Na região de Angra, a chuva começou por volta das 15h de quarta-feira e cessou apenas às 7h de ontem – somando 40 horas de aguaceiro ininterrupto. O pior período da chuvarada ocorreu durante a madrugada do Ano-Novo. A água se infiltrou lentamente no solo argiloso de uma encosta localizada na Praia do Bananal, em Ilha Grande, até desestabilizar o terreno nas primeiras horas de 2010.
Às 3h30min, toneladas de terra começaram a escorregar do alto do morro e vieram abaixo empurrando árvores e pedras. Na base da encosta, junto ao mar, se localiza uma pousada. Com acesso exclusivo por barco e diárias de R$ 160 a R$ 450, estima-se que a Sankay abrigava mais de 40 hóspedes no momento do acidente. A maior parte dos visitantes dormia.

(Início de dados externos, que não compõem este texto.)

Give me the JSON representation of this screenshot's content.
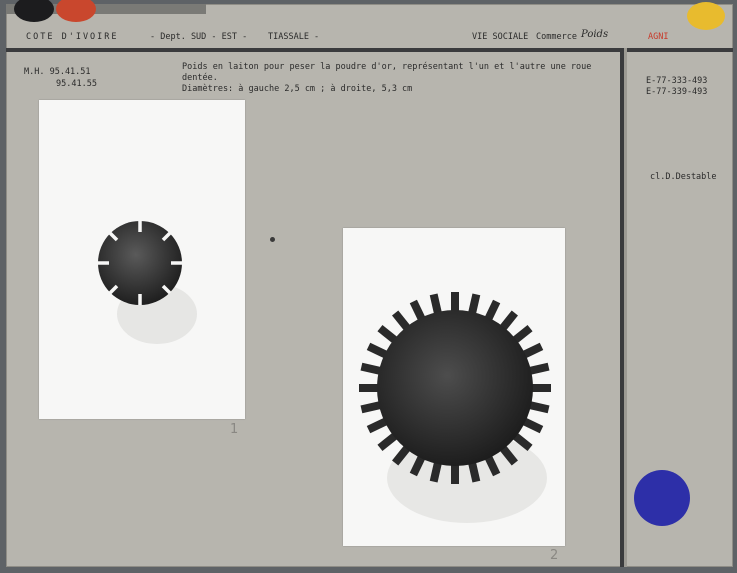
{
  "header": {
    "country": "COTE D'IVOIRE",
    "dept": "- Dept. SUD - EST -",
    "locality": "TIASSALE -",
    "theme": "VIE SOCIALE",
    "subtheme": "Commerce",
    "subtheme_handwritten": "Poids",
    "ethnic_group": "AGNI"
  },
  "inventory": {
    "line1": "M.H. 95.41.51",
    "line2": "95.41.55"
  },
  "description": {
    "line1": "Poids en laiton pour peser la poudre d'or, représentant l'un et l'autre une roue dentée.",
    "line2": "Diamètres: à gauche 2,5 cm ; à droite, 5,3 cm"
  },
  "side_refs": {
    "ref1": "E-77-333-493",
    "ref2": "E-77-339-493"
  },
  "credit": "cl.D.Destable",
  "photo_marks": {
    "mark1": "1",
    "mark2": "2"
  },
  "colors": {
    "card": "#b7b5ae",
    "dot_black": "#1c1c1e",
    "dot_red": "#c9472d",
    "dot_yellow": "#e8bb2e",
    "dot_blue": "#2d2fa8",
    "subtheme_highlight": "#c83a2a"
  }
}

Entre eles, se encontrava a filha do casal de proprietários, Geraldo Faraci e Sonia Imanishi. Criada na ilha, Yumi, 18 anos, havia deixado a casa da família e se mudado no ano passado para Belo Horizonte a fim de estudar arquitetura. Voltou à pousada para as festas de fim de ano. Apaixonada pela natureza, fã de música que costumava postar vídeos no YouTube intrepretando sucessos de cantoras como Alanis Morrisette, Yumi morreu soterrada.
– Os pais dela ficaram desesperados na hora do deslizamento, porque a menina foi logo dada como desaparecida. Não é para menos, era muito simpática, amorosa – contou, à Agência Estado, um barqueiro que costumava atender os hóspedes no local.
Entre as vítimas que até ontem não haviam sido identificadas havia ainda uma criança de quatro anos e uma adolescente de 13. Embora um número incerto de hóspedes tenha sido socorrido com vida, não se descartava que novos corpos viessem a ser desenterrados. Mais de 80 bombeiros e 20 policiais usavam pás e picaretas para escavar a terra e tentar localizar novas vítimas ou sobreviventes.
Diante da Sankay (que significa entre a montanha e o mar, em japonês) e de suas 12 suítes em estilo rústico transformadas em ruínas, o mar tipicamente cristalino de Angra apresentava uma cor barrenta tristemente destoante do ar paradisíaco da região. Além dos mortos localizados junto à pousada, outras 10 pessoas morreram em um deslizamento ocorrido no Morro da Carioca, na região central de Angra – elevando o número de mortos na cidade para 30. E encerrando com tom de tragédia um ano em que o Rio brilhou ao ser escolhida como sede das olimpíadas de 2016.